Before you tackle translation, it's important for parents need to set the proper tone. "Teach your kids that most cats can only take affection in small doses," notes Tracie Hotchner, author of The Cat Bible: Everything Your Cat Expects You to Know (Gotham, 2007). "If you cuddle or stroke them past their limit, they may bite or scratch."
It's also helpful to understand that cats are big snoozers. It's perfectly normal for them to spend 70 percent of a 24-hour period napping, which can help you explain to your kids that your cat may not always be in the mood for playing or cuddling.
With these premises in mind, it's easy to watch for tell-tale signals that cats send with body language and posture. If your cat exhibits any of the following three signs, back off and leave her alone:
- A tail that swishes, particularly at the tip. "This is equivalent to a growl in dogs," notes Hotchner.
- Flattened ears
- A body that becomes suddenly stiff or rigid.

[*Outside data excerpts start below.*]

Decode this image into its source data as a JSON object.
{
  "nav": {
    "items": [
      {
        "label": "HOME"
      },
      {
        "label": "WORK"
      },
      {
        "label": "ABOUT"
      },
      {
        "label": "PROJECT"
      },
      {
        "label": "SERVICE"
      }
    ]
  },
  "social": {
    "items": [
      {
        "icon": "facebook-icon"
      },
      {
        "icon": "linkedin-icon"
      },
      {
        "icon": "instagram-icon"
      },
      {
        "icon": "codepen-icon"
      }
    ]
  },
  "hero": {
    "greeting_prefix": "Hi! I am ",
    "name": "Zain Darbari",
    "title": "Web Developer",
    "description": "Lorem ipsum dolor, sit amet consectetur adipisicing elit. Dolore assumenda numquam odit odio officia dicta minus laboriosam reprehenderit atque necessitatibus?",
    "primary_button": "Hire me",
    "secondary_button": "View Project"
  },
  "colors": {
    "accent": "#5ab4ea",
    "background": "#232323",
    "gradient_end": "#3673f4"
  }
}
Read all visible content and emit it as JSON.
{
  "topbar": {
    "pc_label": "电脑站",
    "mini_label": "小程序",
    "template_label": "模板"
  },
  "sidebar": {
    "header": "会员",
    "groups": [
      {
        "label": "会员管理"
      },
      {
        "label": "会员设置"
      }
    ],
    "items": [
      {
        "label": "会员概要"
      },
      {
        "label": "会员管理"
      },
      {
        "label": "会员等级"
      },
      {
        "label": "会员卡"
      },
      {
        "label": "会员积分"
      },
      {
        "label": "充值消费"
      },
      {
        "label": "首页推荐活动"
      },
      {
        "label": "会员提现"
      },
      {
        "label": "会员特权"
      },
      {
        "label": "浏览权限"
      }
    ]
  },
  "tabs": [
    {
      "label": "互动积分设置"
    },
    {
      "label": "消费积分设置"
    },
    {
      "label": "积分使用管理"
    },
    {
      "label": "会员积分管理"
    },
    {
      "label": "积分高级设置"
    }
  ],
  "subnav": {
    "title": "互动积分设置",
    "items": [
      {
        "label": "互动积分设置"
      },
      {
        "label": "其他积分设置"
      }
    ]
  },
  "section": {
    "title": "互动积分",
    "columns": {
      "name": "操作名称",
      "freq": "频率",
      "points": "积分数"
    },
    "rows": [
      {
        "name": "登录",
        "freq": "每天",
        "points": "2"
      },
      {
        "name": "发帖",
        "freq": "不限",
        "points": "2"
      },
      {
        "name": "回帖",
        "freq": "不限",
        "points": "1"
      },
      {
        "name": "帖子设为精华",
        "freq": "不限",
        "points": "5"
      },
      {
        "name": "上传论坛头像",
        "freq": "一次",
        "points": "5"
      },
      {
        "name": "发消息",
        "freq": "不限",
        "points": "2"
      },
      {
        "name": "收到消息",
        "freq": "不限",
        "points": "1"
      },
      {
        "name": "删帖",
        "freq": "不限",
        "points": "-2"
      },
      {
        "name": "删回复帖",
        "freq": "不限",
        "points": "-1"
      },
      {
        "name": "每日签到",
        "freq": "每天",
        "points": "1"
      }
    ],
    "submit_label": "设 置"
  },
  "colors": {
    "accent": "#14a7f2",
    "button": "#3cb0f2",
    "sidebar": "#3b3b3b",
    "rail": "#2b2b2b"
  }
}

In addition, it's helpful to learn to read other common cat postures. With the classic arched-back Halloween pose, your cat is telegraphing fear and saying "back off." A cat that crouches low with narrowed eyes, and possibly bared teeth and a hiss is ready to lunge and attack. On the flip side, a cat that approaches you with a meow and rubs or brushes against your leg is greeting you warmly, and inviting your affection.
Cats also rely on voice to communicate, though more so with humans than with other cats. You will soon start to differentiate between her various meows for hunger, affection, and so on. Keep in mind that though purring typically signals contentment, it may also mean your cat is injured or sick (more on this in a moment). Growling, grumbling, or hissing, however, always mean your cat feels threatened or scared, and should be heeded as a warning to give the cat room.
After your cat has been part of the family for a month or so, you'll have a good sense of his normal behavior and personality. This is particularly important in the event that your cat becomes sick or injured. "Cats have not been domesticated for very long, and so they mask signs of illness, often until it's too late," notes Karen Halligan, D.V.M., a consultant for Animal Planet's Cats 101 and author of Doc Halligan's What Every Pet Owner Should Know (Collins, 2008). The key is to be alert for unusual behavior. If your cat typically snoozes on the couch but suddenly hides under a bed for hours, or is generally quiet and then inexplicably meows nonstop mean it's wise to call the vet right away.